ESTÓRIAS DOS QUATRO VENTOS: ALI O SILÊNCIO, ALI A SOLIDÃO... (7)

                                         
                                                            Rangel Alves da Costa*


Que ninar mais encantador, que cantiga saudosa saindo dos lábios de sua mãe, que momento mágico do acalanto à filha. Sua mãe sempre fazia assim. E do mesmo jeito acontecia naquele momento.
Era como se sua mãe estivesse sentada na cadeira de balanço com a filhinha no colo e cantarolando coisas para ela dormir senão o bicho vem pegar, que se a rua fosse dela mandaria ladrilhar com pedrinhas de brilhantes, se perguntando como um peixe vivo vive fora de água fria.
Tempos idos, que doces e lindos tempos idos, vividos! Agora ali, já um tanto fora de si, completamente tomada por um sono embalado pelo acalanto, tentando tomar novamente pé dessa incrível situação. Mas não podia.
E não podia porque a cadeira ainda estava balançando, o colo de sua mãe lhe acolhendo, a cantiga espalhando-se pelo ar e tudo fazendo que fosse criada uma névoa no ambiente. E o adormecimento lhe afastando de qualquer realidade.
Adormeceu completamente. E que sono viagem, sono caminho, sono voo, sonho misteriosamente encantador. E logo o sono sonho. Não se pode afirmar com certeza se era sonho, pois completamente transportada para outros tempos, tempos passados, vidas antigas.
Debruçada na janela, ouviu sua mãe gritando lá dentro que só mesmo Deus para mudar aquela terrível situação. Sem chover há mais de três anos, sem trabalho na lavoura, sem poder fazer qualquer plantação, faltando água e comida pros bichos, o povo passando por uma situação calamitosa demais.
Não era a primeira vez que ouvia sua mãe gritando aperreada desse jeito. Ela também sabia que a situação estava difícil demais, porém ainda era muito mocinha pra entrar nessas conversas de seca, de estiagem, de pobreza, de falta de tudo.

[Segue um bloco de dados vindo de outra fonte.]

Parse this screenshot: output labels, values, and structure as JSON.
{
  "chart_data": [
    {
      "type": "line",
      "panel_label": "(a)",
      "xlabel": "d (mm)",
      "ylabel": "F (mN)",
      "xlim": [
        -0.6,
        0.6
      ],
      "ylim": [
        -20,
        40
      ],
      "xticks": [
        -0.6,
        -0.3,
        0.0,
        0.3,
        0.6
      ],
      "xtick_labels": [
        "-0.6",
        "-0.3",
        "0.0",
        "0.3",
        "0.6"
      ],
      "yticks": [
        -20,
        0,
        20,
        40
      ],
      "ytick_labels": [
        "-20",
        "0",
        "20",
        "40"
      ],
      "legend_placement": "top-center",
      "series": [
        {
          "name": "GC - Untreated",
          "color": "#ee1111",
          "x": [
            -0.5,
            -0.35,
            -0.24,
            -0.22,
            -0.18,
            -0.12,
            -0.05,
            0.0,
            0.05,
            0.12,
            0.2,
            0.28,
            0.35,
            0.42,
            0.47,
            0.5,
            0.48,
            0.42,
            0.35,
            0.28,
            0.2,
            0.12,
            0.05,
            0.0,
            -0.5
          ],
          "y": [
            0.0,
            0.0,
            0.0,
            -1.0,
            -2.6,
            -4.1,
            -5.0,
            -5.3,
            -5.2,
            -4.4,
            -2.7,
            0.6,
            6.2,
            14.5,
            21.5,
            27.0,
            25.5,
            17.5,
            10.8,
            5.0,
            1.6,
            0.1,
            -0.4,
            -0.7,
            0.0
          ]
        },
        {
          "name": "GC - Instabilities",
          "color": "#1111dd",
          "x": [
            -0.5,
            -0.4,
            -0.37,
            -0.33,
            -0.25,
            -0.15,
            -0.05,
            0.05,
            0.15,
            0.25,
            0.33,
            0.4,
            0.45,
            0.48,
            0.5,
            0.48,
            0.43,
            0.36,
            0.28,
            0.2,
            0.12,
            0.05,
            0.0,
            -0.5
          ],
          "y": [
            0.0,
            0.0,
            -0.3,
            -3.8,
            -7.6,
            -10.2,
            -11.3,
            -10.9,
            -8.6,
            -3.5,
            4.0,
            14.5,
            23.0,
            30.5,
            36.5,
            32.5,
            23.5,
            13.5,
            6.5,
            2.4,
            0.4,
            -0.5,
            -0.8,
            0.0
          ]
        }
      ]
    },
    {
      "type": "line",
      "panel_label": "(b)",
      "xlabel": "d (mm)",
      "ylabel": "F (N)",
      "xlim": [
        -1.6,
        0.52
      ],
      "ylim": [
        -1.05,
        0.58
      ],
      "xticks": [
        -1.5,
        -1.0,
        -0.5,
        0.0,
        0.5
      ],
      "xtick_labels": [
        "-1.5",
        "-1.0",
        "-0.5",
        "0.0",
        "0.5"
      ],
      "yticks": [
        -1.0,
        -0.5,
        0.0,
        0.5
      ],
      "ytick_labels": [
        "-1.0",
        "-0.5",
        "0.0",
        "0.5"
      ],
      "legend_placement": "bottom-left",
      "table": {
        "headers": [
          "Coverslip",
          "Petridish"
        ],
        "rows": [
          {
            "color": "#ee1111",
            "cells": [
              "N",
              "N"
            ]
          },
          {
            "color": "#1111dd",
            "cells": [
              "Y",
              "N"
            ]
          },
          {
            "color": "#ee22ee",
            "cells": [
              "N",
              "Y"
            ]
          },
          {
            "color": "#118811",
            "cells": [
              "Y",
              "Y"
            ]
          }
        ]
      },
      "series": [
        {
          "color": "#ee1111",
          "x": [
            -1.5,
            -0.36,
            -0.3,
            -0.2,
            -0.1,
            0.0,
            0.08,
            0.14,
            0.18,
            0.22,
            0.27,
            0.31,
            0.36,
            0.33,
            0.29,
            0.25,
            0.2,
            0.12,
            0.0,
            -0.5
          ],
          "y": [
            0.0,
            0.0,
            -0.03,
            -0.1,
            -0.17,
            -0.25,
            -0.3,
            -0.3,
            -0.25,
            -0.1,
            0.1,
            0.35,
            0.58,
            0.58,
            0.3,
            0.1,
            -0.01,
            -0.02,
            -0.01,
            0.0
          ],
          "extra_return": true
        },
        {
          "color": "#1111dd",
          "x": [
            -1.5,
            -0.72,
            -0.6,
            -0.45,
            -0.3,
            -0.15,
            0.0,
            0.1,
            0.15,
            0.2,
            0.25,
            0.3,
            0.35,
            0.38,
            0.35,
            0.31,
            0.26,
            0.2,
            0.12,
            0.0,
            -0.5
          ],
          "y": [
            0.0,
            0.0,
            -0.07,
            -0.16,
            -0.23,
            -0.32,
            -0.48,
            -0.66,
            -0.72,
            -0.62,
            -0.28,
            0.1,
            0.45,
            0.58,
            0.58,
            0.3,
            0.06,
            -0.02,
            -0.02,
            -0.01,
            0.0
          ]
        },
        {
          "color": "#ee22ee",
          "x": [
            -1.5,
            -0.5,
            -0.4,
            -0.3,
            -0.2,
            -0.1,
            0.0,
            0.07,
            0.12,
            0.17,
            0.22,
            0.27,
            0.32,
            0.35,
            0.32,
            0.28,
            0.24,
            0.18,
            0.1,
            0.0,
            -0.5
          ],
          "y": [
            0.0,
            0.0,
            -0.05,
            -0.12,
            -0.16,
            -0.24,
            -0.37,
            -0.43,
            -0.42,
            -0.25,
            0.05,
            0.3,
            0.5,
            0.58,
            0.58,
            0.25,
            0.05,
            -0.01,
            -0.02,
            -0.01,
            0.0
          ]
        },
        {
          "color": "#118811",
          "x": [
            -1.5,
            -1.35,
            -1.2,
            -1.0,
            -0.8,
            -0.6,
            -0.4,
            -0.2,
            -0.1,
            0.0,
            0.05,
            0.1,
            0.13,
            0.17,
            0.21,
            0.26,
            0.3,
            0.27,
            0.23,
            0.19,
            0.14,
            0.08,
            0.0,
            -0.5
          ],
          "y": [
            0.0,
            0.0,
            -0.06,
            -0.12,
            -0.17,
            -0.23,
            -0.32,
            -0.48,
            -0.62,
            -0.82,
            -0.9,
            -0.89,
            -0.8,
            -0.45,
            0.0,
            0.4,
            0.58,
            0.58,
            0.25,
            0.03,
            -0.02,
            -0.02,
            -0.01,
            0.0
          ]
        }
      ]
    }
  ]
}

Começava a sentir na pele tudo isso, bem sabia. O banho agora era só uma vez por dia, e de cuia, com água pouquinha. Os barreiros e os tanques já não tinham água suficiente para um banho com mais vagar. O riachinho agora estava empoçando, sem nenhuma água correndo, ainda que salobra.

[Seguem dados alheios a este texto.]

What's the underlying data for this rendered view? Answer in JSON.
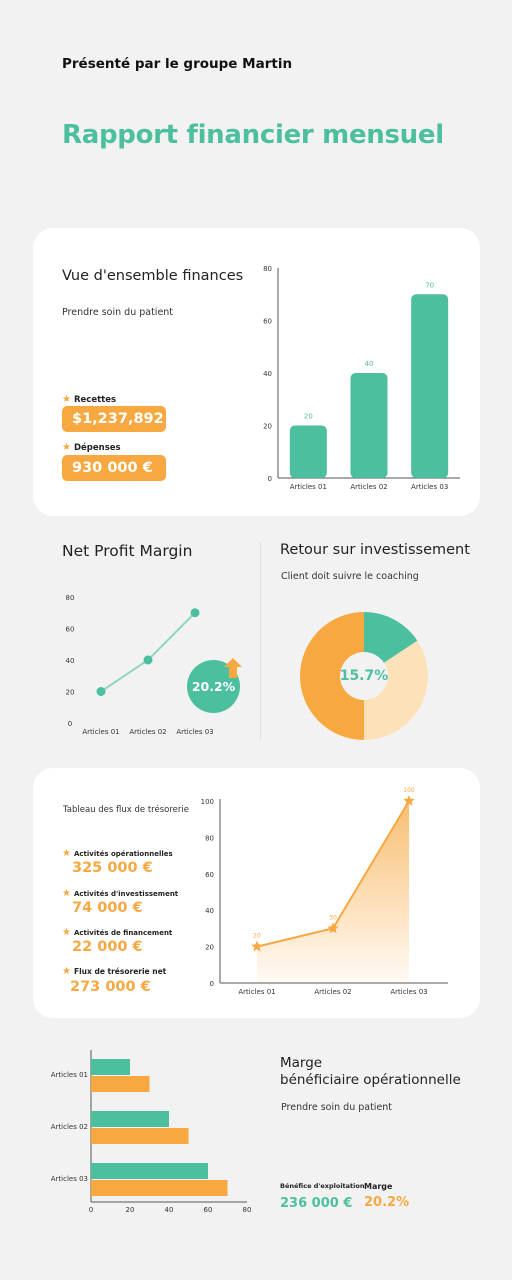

Uma das coisas que mais gostava na vida era de tomar banho. Mas não só se banhar como também se perfumar, se olhar no espelho do quarto, pentear os cabelos, se ajeitar todinha, vestir a roupa de chita limpinha e depois se achar muito bela, a moça mais linda do mundo, uma verdadeira deusa.
Assim, tomava banho, se perfumava todinha, vestia roupa limpinha e depois seguia sempre para a janela da casa. E quantos sonhos nasciam ali, quantas viagens fazia, quantos desejos afloravam.
E bastava fechar os olhos para se sentir uma princesa esperando o seu lindo príncipe encantado que riscaria ali, vindo numa nuvem dourada, montado num cavalo alazão, para segurar na sua mão, colocá-la na garupa e seguir viagem rumo à felicidade.
Abria os olhos e entristecia. No horizonte adiante nada mais que cores sem nuvens. Tempo abafado demais, triste, o arvoredo distante parecia cinzento. O vento passava apressado, folhas secas tomavam os espaços. Cadê a flor do seu jardim adiante?
Tinha um jardim bem no pé da janela, logo abaixo. Jardim de menos de metro de cumprimento com apenas uma roseira plantada. Mas nem mais jardim nem roseira, nem mais uma rosa sequer. Olhava pra baixo e avistava somente galhos secos, cinzentos, ossudos, quase restos quebradiços.
Só saía de lá quando sua mãe chamava. De vez em quando até dizia que ela cuidasse logo de arrumar namorado e casar e deixasse de tanto sonhar na janela. Já estava mocinha, em idade de namorar e casar, e por isso mesmo tinha de procurar dar um rumo na sua vida.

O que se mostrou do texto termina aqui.